We continue to believe the Company should engage an investment bank to seek strategic alternatives for the Company, including a sale of part or all of the assets of the Company. We strongly believe this is in the best interest of the Preferred and Common Shareholders. Whether the result of that process is an acquisition by a financial buyer like Spear Point or TCV, or a strategic buyer such as CNBC (which, of course, makes sense due to Jim Cramer's role at both the Company and CNBC), AOL, Yahoo, Bloomberg and/or News Corp., we feel that such a process could produce better results more quickly than the Company's current course.

Spear Point intends to continue urging the Company to move toward a strategic transaction in order to maximize value for the Company's Common Shareholders.


Ron Bienvenu

Co-Chief Executive Officer

Spear Point LLC

1 A liquidation preference is a term of the Series B Preferred Stock, which provides that in a "Liquidation Event" (as defined in the Company's Certificate of Designation of Series B Preferred Stock) the Company is obligated to pay an amount to the holders of the Series B Preferred Stock prior to any payment to the Common Shareholders. A Liquidation Event includes not only a liquidation of the Company, but a merger, sale of assets or other transaction that results in a "Change in Control" (as defined in the Certificate of Designation). The total liquidation preference for all the shares of the Company's Series B Preferred Stock is $55,000,000. Accordingly, in the event the Company is acquired, the liquidation preference of the Preferred Shares is triggered and the Company is obligated to pay the Preferred Shareholders $55,000,000 - unless the Preferred Shareholders have approved the transaction and agreed to accept a lesser amount or alternative consideration. Under the Certificate of Designation, there is no redemption right or other obligation to pay the liquidation preference absent a Change in Control transaction or other Liquidation Event. The Certificate of Designation was filed as an exhibit to the Company's 8-K filed on November 20, 2007.
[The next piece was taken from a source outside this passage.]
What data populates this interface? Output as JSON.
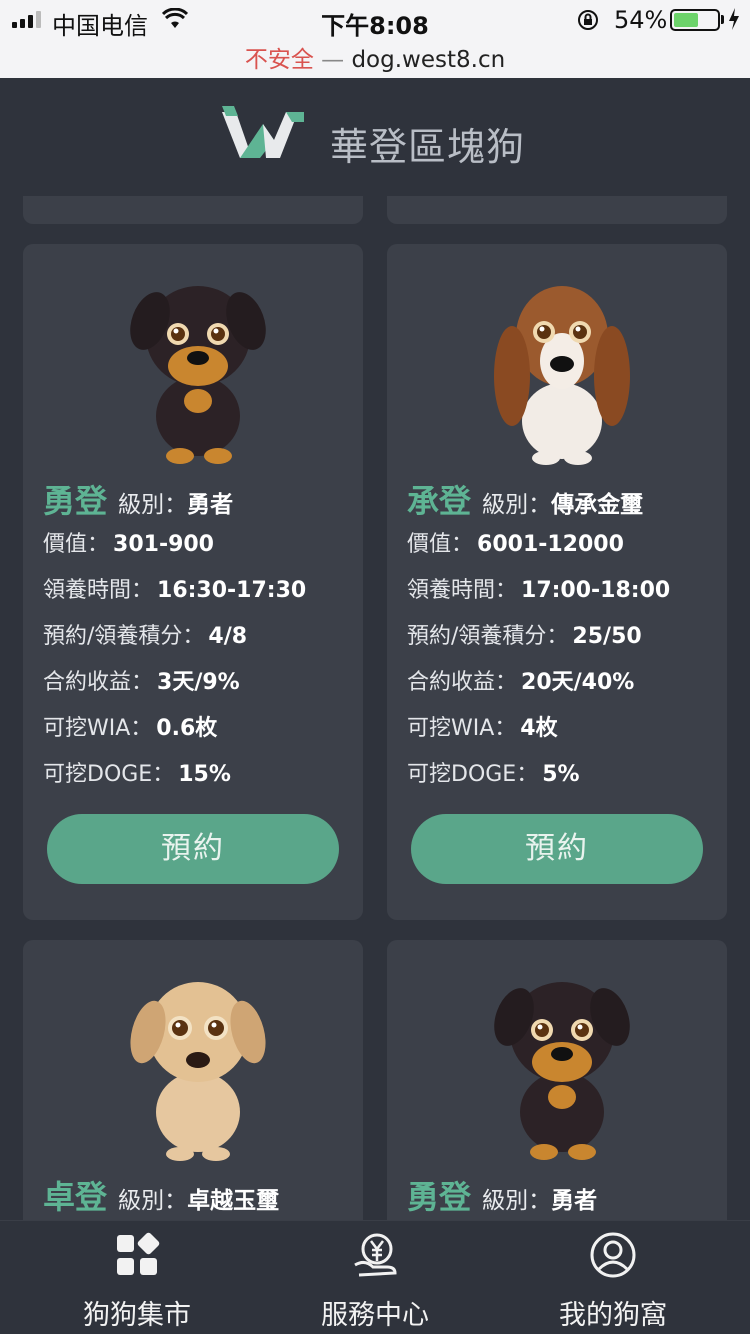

2 Calculation based on 33,892,028 shares of Common Stock outstanding (see Company's latest 10-Q). TCV's Preferred Shares are convertible into 3,856,942 shares of Common Stock (see Company's 2012 10-K).

3 According to the Company's 10-Ks for 2012 and prior years, TCV has received a total of $1,832,056 in cash dividends from 2007 through the end of 2012. The Company has not declared any dividend since the second quarter of 2012.

4 The Company outlines these risks in its latest 10-K, which include risks associated with strategic acquisitions (see, the Company's 2012 Form 10-K, p. 12).

5 See, the Certificate of Designation of Series B Preferred Stock at Section 5(b).

6 See, the Company's 2012 Form 10-K, Item 9B., p. 43.

7 See the Company's 1st Quarter 2013 Earnings call transcript. CEO DeMarse: "Now, for a few leadership updates. I would like to thank the two Board members for their dedicated service to TheStreet over the years. Woody Marshall previously served as our Chairman and helped bring me to TheStreet. I've known Woody for many years and I appreciate the confidence that Woody and TCV have in the leadership and strategic direction of the company."

8 See, Section 4.2(a) of Securities Purchase Agreement dated November 15, 2007 filed as an exhibit to the Company's 8-K filed on November 20, 2007.

9 Pursuant to sections 3(c) and 3(f) of the Certificate of Designation, absent TCV's consent, the Common Shareholders are not entitled to receive any consideration in a sale of the Company, which results in TCV receiving less than the full liquidation preference.

Disclosure: I am long TST. I wrote this article myself, and it expresses my own opinions. I am not receiving compensation for it. I have no business relationship with any company whose stock is mentioned in this article.